First used on the Type 55 in 1931 but more recently on the EB110 and perhaps most famously on the Veyron twelve years ago, the Chiron Super Sport’s main difference from the standard model and indeed the Sport, is improved aerodynamics aimed at nothing but obtaining the highest top speed possible.
Officially clocked at 490.48 km/h during the mentioned record run in 2019 with multiple Daytona 24 hour and 1988 24 Hours of Le Mans winner Andy Wallace behind the wheel, the Super Sport boasts a 25 cm longer body than a normal Chiron as well a new engine cover that conceals the W16 engine in order to provide better air flow.

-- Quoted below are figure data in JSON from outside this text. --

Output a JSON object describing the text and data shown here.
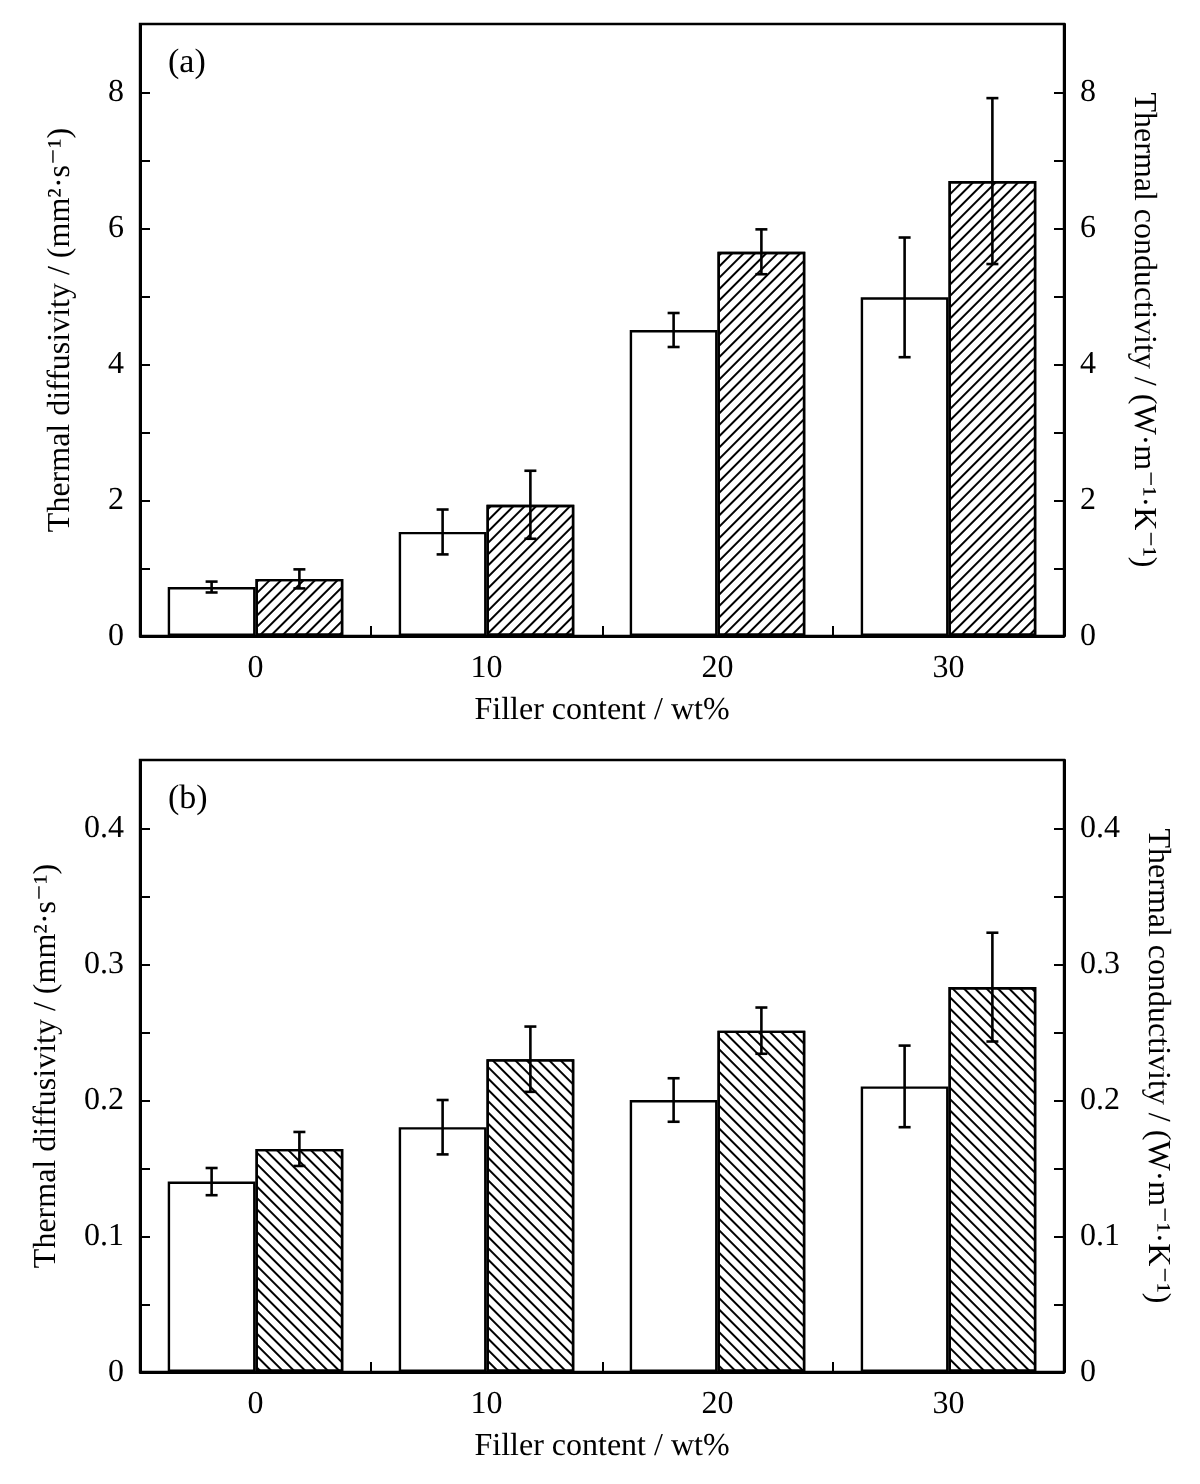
{
  "chart_data": [
    {
      "type": "bar",
      "annotations": [
        "(a)"
      ],
      "xlabel": "Filler content / wt%",
      "ylabel": "Thermal diffusivity / (mm²·s⁻¹)",
      "y2label": "Thermal conductivity / (W·m⁻¹·K⁻¹)",
      "categories": [
        "0",
        "10",
        "20",
        "30"
      ],
      "series": [
        {
          "color": "#ffffff",
          "values": [
            0.72,
            1.53,
            4.5,
            4.98
          ],
          "errors": [
            0.08,
            0.33,
            0.25,
            0.88
          ]
        },
        {
          "color": "#ffffff",
          "values": [
            0.84,
            1.93,
            5.65,
            6.69
          ],
          "errors": [
            0.14,
            0.5,
            0.33,
            1.22
          ]
        }
      ],
      "ylim": [
        0,
        9
      ],
      "yticks": [
        0,
        {
          "value": 1,
          "label": null
        },
        2,
        {
          "value": 3,
          "label": null
        },
        4,
        {
          "value": 5,
          "label": null
        },
        6,
        {
          "value": 7,
          "label": null
        },
        8
      ],
      "y2lim": [
        0,
        9
      ],
      "y2ticks": [
        0,
        {
          "value": 1,
          "label": null
        },
        2,
        {
          "value": 3,
          "label": null
        },
        4,
        {
          "value": 5,
          "label": null
        },
        6,
        {
          "value": 7,
          "label": null
        },
        8
      ]
    },
    {
      "type": "bar",
      "annotations": [
        "(b)"
      ],
      "xlabel": "Filler content / wt%",
      "ylabel": "Thermal diffusivity / (mm²·s⁻¹)",
      "y2label": "Thermal conductivity / (W·m⁻¹·K⁻¹)",
      "categories": [
        "0",
        "10",
        "20",
        "30"
      ],
      "series": [
        {
          "color": "#ffffff",
          "values": [
            0.14,
            0.18,
            0.2,
            0.21
          ],
          "errors": [
            0.01,
            0.02,
            0.016,
            0.03
          ]
        },
        {
          "color": "#ffffff",
          "values": [
            0.164,
            0.23,
            0.251,
            0.283
          ],
          "errors": [
            0.0125,
            0.024,
            0.017,
            0.04
          ]
        }
      ],
      "ylim": [
        0,
        0.45
      ],
      "yticks": [
        0,
        {
          "value": 0.05,
          "label": null
        },
        0.1,
        {
          "value": 0.15,
          "label": null
        },
        0.2,
        {
          "value": 0.25,
          "label": null
        },
        0.3,
        {
          "value": 0.35,
          "label": null
        },
        0.4
      ],
      "y2lim": [
        0,
        0.45
      ],
      "y2ticks": [
        0,
        {
          "value": 0.05,
          "label": null
        },
        0.1,
        {
          "value": 0.15,
          "label": null
        },
        0.2,
        {
          "value": 0.25,
          "label": null
        },
        0.3,
        {
          "value": 0.35,
          "label": null
        },
        0.4
      ]
    }
  ]
}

As well as a new diffuser and exhaust system with nine air holes said to be a tribute to the EB 110, the Super Sport loses the automatic air brake spoiler, but gains newly designed headlights, additional air vents behind the wheel arches for better brake cooling, the five Y-spoke alloy wheels from the Chiron Sport and air curtains down the sides of the air intakes again to aid air flow.
Underneath its streamlined skin, Bugatti has revised the Chiron’s steering for improved feedback and fitted stiffer dampers for a more planted feel, while at the same time equipping the Super Sport with specifically made Michelin Pilot Cup 2 tyres the French rubber manufacturer claims has been reinforced to such an extent that it can withstand speeds past 500 km/h with the actual testing having taken place on a test bed once used by the Space Shuttle.
Despite its aerodynamic alterations, the Super Sport’s powerunit is carried over from the Sport with 1 600 PS or 1 177 kW of power being provided by the quad-turbocharged 8.0-litre bent-sixteen. The claimed torque output is also unchanged at 1 600 Nm but unlike the record breaker, Bugatti has opted to limit the top speed to 440 km/h. A strengthened seven-speed dual-clutch gearbox routes the amount of twist to all four wheels.
Accordingly, the Super Sport will get from 0-200 km/h in 5.8 seconds and from 0-300 km/h in 12.1 seconds with the benchmark sprint from standstill to 400 km/h a full seven percent faster than the standard Chiron, according to Bugatti. Surprisingly, the 0-100 km/h time was not revealed.
Heading for production later this year with delivers commencing in early 2022, the Chiron Super Sport will have a limited production run of 60 units and command a price tag of €3.2-million (R53.7-million).